Visit Judith Lang Zaimont Web Site
Thursday, June 23, 2005
Sounds That Bug Me!

Title gotcha, did it ?

As composers we're sensitive to all sounds, not just notes ... so here are two pronunciation boo-boos that get me every time:

Folks who don't use the (correct) citation form for the article when it precedes a word beginning with a vowel. Correct form is 'thEE' and 'aN' (not "thUH" and "UH") in instances such as "the Internet" , "the article", "an alternative", "an orange", "the awfully good", etc.

Folks who don't pronounce the second consonant in the unit "NT" -- saying "Innernet" for "InTernet"; "counny" for "county", etc.
But on a whimsical note, I relish the alternate pronunciations that often occur when juncture is misapplied.

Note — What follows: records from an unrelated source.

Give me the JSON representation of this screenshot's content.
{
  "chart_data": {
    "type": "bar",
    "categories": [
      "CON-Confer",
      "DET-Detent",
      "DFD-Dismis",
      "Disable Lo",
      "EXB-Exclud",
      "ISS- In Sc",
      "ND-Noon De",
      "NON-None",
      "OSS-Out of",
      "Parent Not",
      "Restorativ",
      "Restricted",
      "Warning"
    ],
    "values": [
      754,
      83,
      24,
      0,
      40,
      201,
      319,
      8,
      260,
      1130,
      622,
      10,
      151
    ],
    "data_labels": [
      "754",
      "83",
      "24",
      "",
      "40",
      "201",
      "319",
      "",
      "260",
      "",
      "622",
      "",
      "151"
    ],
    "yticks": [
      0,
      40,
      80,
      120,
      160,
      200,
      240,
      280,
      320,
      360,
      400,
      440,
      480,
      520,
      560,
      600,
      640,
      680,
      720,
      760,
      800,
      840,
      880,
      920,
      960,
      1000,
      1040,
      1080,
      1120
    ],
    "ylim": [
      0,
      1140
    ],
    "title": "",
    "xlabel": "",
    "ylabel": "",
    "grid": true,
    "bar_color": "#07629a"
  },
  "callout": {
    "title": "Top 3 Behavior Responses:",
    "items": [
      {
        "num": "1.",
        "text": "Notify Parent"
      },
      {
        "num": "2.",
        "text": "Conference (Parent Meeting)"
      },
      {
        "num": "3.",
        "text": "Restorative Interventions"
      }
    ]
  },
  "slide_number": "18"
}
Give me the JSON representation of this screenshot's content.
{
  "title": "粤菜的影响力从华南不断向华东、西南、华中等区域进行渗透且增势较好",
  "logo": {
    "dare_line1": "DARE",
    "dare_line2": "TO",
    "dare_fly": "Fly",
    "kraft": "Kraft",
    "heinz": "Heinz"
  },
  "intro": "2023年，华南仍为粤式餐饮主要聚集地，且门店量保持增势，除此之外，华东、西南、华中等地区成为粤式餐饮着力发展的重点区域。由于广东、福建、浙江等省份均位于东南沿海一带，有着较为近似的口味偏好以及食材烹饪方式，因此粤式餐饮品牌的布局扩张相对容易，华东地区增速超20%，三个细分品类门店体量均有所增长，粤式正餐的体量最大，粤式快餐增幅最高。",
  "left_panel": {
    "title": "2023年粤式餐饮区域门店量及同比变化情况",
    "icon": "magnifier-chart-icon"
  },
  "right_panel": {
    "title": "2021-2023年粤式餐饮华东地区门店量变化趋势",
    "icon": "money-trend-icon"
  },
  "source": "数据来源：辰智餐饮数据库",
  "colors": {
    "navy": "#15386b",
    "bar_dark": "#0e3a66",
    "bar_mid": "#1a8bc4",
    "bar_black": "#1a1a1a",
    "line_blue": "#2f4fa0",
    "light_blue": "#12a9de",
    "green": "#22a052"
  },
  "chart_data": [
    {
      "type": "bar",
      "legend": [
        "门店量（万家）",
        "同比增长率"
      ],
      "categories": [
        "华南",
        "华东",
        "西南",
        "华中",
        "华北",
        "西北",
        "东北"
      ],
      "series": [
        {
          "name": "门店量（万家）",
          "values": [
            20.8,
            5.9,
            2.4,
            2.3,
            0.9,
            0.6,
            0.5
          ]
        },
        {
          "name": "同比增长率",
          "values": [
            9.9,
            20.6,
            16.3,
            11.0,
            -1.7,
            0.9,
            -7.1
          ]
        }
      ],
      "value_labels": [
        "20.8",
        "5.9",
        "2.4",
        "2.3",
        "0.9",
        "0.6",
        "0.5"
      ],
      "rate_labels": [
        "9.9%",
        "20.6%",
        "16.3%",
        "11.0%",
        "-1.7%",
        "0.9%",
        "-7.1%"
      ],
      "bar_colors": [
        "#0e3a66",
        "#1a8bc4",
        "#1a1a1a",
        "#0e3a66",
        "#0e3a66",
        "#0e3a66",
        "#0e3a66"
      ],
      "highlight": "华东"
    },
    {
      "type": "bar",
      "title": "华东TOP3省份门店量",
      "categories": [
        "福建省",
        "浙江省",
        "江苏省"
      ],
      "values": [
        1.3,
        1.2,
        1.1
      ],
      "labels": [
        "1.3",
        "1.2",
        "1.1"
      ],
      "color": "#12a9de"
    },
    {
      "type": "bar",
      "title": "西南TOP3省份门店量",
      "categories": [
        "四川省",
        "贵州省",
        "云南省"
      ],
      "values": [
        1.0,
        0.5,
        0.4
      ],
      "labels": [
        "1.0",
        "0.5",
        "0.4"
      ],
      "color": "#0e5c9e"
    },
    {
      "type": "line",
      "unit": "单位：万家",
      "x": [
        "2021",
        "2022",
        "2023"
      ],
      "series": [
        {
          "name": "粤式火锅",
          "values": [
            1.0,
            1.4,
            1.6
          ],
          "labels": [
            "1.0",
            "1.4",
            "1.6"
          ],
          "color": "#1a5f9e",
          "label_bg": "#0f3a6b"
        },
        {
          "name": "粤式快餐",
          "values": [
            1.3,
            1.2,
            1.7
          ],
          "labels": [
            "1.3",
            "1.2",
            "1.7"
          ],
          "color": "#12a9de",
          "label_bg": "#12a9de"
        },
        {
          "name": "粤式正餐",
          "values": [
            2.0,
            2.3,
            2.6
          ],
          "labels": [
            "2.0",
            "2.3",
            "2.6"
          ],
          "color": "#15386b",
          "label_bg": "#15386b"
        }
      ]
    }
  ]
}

(This linguistic feature helps us to get the difference between a place to grow plants -- a green-house -- and a lime-colored building -- a green house.) My husband picked up a wonderful instance of this on NPR during the Aldrich Ames brouhaha, where a commentator spent his 5 minutes dissecting " a spice candle" (spy scandal).

On a similar note, I relish the Emperor's personalization of how he speaks of foe Luke -- hissing the enemy's name (Skywalker) as "S-s-s- (h)ky - wahker".